Mon Dec 2 04:09:18 UTC 2002

>>It's great stuff, although it's taxonomy-based.
>>I was specifically interested in distributional methods.

>  And what is the difference - if it is possible to answer?

I'll give it a try -- apologies in advance to more-experienced list members
pained by my explanation.

In a taxonomy, items are typically represented as nodes of a tree. So when
you're measuring how similar two items are, you find them both on the tree,
and then calculate how close they are to each other. (There are different
ways to do this, and that's where the Hirst and Budanitsky article comes
in.)
It's a great approach, if you have the taxonomy already built for you.
The pitfalls of making a taxonomy are well-known: it's a lot of work, your
taxonomy may not hold across languages, and it's hard not to let your
taxonomy reflect your biases.

Distribution-based methods don't use a taxonomy; they attempt to find
similarity based on the surrounding words. Again, there are many ways to do
this, but the underlying assumption is that words that appear in similar
contexts are similar to each other. E.g. Beth Levin in her work with
English verb classes, makes the striking assertion that verbs that exhibit
similar syntactic behaviour are semantically related. Quite a revelation
for a linguist such as myself -- linguists have traditionally studied
syntax, while putting semantics in the "too-hard" basket.
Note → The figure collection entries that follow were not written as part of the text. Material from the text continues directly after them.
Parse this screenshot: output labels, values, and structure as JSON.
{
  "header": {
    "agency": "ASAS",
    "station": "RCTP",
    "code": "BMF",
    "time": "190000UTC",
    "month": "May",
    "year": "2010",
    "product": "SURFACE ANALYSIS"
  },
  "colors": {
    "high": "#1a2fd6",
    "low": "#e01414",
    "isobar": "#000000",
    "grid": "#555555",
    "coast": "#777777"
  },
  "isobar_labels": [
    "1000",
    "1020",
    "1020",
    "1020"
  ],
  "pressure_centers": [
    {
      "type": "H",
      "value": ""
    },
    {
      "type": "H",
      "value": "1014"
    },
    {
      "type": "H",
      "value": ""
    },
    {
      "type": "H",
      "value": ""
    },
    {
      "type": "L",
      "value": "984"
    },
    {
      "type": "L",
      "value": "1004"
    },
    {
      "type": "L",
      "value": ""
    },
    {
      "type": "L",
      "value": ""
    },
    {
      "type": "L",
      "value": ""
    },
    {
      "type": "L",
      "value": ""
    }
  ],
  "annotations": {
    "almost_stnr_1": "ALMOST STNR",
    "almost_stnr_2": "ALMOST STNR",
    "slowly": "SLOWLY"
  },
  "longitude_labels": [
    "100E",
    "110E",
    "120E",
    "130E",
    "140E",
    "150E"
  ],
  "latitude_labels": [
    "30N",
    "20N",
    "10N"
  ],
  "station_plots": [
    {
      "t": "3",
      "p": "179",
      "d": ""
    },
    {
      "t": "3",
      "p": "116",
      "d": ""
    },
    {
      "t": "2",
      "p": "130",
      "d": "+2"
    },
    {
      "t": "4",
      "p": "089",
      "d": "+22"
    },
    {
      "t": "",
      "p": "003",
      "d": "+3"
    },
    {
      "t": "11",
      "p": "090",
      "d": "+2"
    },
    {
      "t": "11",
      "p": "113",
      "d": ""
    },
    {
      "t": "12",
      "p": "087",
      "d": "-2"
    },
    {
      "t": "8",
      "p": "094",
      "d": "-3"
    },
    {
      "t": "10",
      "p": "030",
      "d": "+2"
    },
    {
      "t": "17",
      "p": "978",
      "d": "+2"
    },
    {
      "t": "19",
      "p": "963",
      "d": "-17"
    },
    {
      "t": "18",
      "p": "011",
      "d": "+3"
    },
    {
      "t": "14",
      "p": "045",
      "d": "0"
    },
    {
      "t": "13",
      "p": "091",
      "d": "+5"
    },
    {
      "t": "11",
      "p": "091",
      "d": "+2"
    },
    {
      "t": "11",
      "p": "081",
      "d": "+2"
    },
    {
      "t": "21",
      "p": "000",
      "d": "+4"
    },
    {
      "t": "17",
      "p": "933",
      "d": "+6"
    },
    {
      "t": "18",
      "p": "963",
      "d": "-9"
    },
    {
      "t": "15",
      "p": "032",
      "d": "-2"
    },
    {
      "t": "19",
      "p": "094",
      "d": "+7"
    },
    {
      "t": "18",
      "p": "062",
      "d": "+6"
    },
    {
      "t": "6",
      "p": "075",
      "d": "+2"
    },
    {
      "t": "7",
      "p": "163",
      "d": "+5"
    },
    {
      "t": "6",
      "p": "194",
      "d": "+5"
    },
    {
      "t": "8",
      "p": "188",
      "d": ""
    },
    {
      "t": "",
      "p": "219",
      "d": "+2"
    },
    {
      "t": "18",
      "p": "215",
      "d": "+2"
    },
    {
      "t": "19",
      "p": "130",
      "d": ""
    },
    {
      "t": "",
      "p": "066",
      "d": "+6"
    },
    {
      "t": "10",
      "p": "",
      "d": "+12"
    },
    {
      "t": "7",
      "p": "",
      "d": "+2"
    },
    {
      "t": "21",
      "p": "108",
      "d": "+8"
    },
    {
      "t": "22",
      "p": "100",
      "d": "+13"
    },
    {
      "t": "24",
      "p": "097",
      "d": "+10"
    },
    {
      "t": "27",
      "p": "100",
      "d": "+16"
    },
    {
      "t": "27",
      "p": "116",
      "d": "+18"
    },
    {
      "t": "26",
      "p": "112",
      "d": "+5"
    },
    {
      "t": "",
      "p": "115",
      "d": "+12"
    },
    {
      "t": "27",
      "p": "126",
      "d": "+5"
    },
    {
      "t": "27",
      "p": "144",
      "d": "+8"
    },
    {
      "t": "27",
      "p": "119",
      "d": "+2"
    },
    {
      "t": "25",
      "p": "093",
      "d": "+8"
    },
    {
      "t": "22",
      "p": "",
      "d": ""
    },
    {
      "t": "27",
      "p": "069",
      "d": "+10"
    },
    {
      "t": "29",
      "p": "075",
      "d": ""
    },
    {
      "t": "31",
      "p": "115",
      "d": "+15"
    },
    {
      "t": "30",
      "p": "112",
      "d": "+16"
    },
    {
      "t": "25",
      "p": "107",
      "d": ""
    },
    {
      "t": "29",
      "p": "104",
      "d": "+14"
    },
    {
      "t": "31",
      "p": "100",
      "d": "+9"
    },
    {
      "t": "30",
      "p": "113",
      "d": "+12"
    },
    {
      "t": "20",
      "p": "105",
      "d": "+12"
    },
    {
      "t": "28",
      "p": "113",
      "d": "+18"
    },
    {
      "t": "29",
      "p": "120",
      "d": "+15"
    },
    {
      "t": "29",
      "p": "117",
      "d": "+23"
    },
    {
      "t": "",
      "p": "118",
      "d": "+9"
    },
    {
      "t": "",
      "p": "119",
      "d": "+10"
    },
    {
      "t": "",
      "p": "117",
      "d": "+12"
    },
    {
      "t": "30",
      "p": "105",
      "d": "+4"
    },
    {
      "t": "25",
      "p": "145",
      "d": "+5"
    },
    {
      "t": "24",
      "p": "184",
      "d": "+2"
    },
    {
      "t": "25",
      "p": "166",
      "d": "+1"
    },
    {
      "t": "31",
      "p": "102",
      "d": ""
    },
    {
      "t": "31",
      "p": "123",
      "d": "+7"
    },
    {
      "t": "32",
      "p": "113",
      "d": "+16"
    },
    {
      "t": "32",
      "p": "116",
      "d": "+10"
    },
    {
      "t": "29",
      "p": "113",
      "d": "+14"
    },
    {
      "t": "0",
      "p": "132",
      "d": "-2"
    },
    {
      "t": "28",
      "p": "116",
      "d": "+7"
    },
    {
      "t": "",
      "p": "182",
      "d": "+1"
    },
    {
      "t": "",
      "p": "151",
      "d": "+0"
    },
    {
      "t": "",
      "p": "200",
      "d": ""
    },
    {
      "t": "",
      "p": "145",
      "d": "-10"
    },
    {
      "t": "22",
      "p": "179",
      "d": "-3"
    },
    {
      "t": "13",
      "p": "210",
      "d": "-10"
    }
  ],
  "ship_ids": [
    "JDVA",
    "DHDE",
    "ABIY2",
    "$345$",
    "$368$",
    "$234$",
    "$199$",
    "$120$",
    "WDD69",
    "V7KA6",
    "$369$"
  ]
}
This work showed
that syntax can be a key to semantics.

That's a really basic overview.
Phil Resnik gives a thorough review of both kinds of methods in his
dissertation. You can find it at:
http://citeseer.nj.nec.com/resnik93selection.html
His Lexical Acquisition talk at ACL 2002 changed my life. And may I add,
he's one heck of a dancer.

Feedback welcome.
Daniel

=-=-=-=-=-=-=-=-=-=-=-=-=-=-=
Daniel Midgley
dmidgley at arts.uwa.edu.au
+ (61 8) 9371 3730
http://www.cs.uwa.edu.au/~fontor